Seja legal ou ilegal, ninguém pode obrigar uma mulher a abortar se ela não o deseja.

A mulher que enfrenta uma gravidez indesejada ou inesperada em geral está ou se sente sozinha. Constata-se que a mulher que enfrenta problemas por estar grávida em geral está sozinha; precisaria apenas de uma mão amiga. Nenhuma mulher quer o aborto em suas vidas. Precisam é de informação adequada, acolhida e ajuda concreta e eficaz.

Existem muitos motivos pelos quis uma mulher percebe sua gravidez como um problema, contudo, realmente as pressões internas ou externas é que iniciam uma crise, fomentam o desespero e o medo de enfrentar sua maternidade.

A mulher pode decidir entre outras opções que não o aborto. Ela pode aceitar criar seu filho ou colocar a criança para adoção. É preciso que a mulher tenha a possibilidade de pensar com gravidade e profundidade sobre sua decisão, um “último chamado à vida”, porque são unicamente as mães que podem escolher e, assim, salvar-se das profundas consequências trazidas pela decisão do aborto.

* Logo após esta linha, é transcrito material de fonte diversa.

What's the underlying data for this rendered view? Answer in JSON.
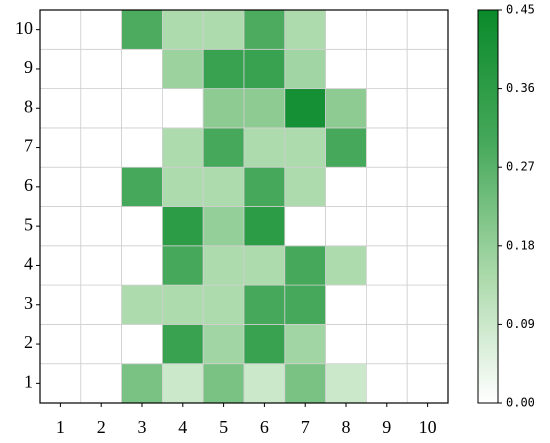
{
  "chart_data": {
    "type": "heatmap",
    "x": [
      "1",
      "2",
      "3",
      "4",
      "5",
      "6",
      "7",
      "8",
      "9",
      "10"
    ],
    "y": [
      "1",
      "2",
      "3",
      "4",
      "5",
      "6",
      "7",
      "8",
      "9",
      "10"
    ],
    "values": [
      [
        0,
        0,
        0.22,
        0.09,
        0.22,
        0.09,
        0.22,
        0.09,
        0,
        0
      ],
      [
        0,
        0,
        0,
        0.33,
        0.16,
        0.33,
        0.16,
        0,
        0,
        0
      ],
      [
        0,
        0,
        0.14,
        0.14,
        0.14,
        0.3,
        0.3,
        0,
        0,
        0
      ],
      [
        0,
        0,
        0,
        0.3,
        0.14,
        0.14,
        0.3,
        0.14,
        0,
        0
      ],
      [
        0,
        0,
        0,
        0.36,
        0.18,
        0.36,
        0,
        0,
        0,
        0
      ],
      [
        0,
        0,
        0.3,
        0.14,
        0.14,
        0.3,
        0.14,
        0,
        0,
        0
      ],
      [
        0,
        0,
        0,
        0.14,
        0.3,
        0.14,
        0.14,
        0.3,
        0,
        0
      ],
      [
        0,
        0,
        0,
        0,
        0.19,
        0.19,
        0.42,
        0.19,
        0,
        0
      ],
      [
        0,
        0,
        0,
        0.17,
        0.33,
        0.33,
        0.16,
        0,
        0,
        0
      ],
      [
        0,
        0,
        0.29,
        0.14,
        0.14,
        0.29,
        0.14,
        0,
        0,
        0
      ]
    ],
    "colorscale": [
      "#ffffff",
      "#a8d8a8",
      "#45a85a",
      "#0a8a2a"
    ],
    "clim": [
      0,
      0.45
    ],
    "cticks": [
      {
        "value": 0,
        "label": "0.00"
      },
      {
        "value": 0.09,
        "label": "0.09"
      },
      {
        "value": 0.18,
        "label": "0.18"
      },
      {
        "value": 0.27,
        "label": "0.27"
      },
      {
        "value": 0.36,
        "label": "0.36"
      },
      {
        "value": 0.45,
        "label": "0.45"
      }
    ]
  }
}
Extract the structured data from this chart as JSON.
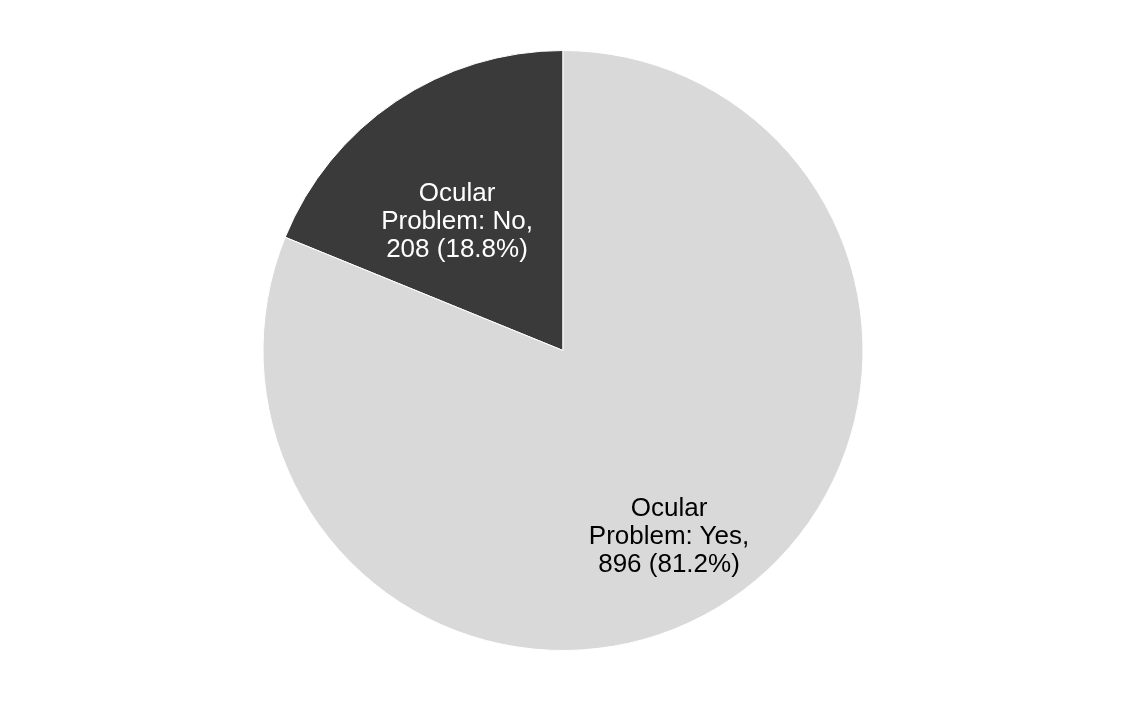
{
  "chart_data": {
    "type": "pie",
    "categories": [
      null,
      null
    ],
    "values": [
      208,
      896
    ],
    "value_labels": [
      "Ocular Problem: No, 208  (18.8%)",
      "Ocular Problem: Yes, 896 (81.2%)"
    ],
    "colors": [
      "#3a3a3a",
      "#d9d9d9"
    ],
    "legend": false
  }
}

Há uma infinidade de motivos para que uma mulher não aborte. Se o problema for a situação econômica, é importante que ela saiba que a economia sobe e desce e nunca está igual.

Se são pressões familiares e sociais, que levam muitas mulheres e meninas a temer as reações de seus companheiros e família, é importante notar que a maioria das famílias e parceiros podem receber mal a notícia da gravidez e até recusá-la, mas, quanto mais passa o tempo ou ao menos quando nasce o bebê, tudo passa e a crise some, ainda que haja dificuldades.

Se é o pai que não quer reconhecer a criança, a lei pode te ajudar a que ele assuma sua paternidade e, se você não pode ir adiante com isso, algumas mães asseguram que a principal ajuda da mãe é o próprio filho, que a anima a um projeto de vida mais amplo e significativo.

No plano profissional e econômico, o aborto reforça a relação produtiva e de coisificação da pessoa na relação entre a empresa e o trabalhador: “a mulher é tanto mais produtiva quanto menos interferem problemas de filhos, parto, aleitamento, enfermidade dos filhos, pois mantém ritmos regulares de produção na ausência destes”. Tal é um pensamento que desumaniza a pessoa e que deve mudar.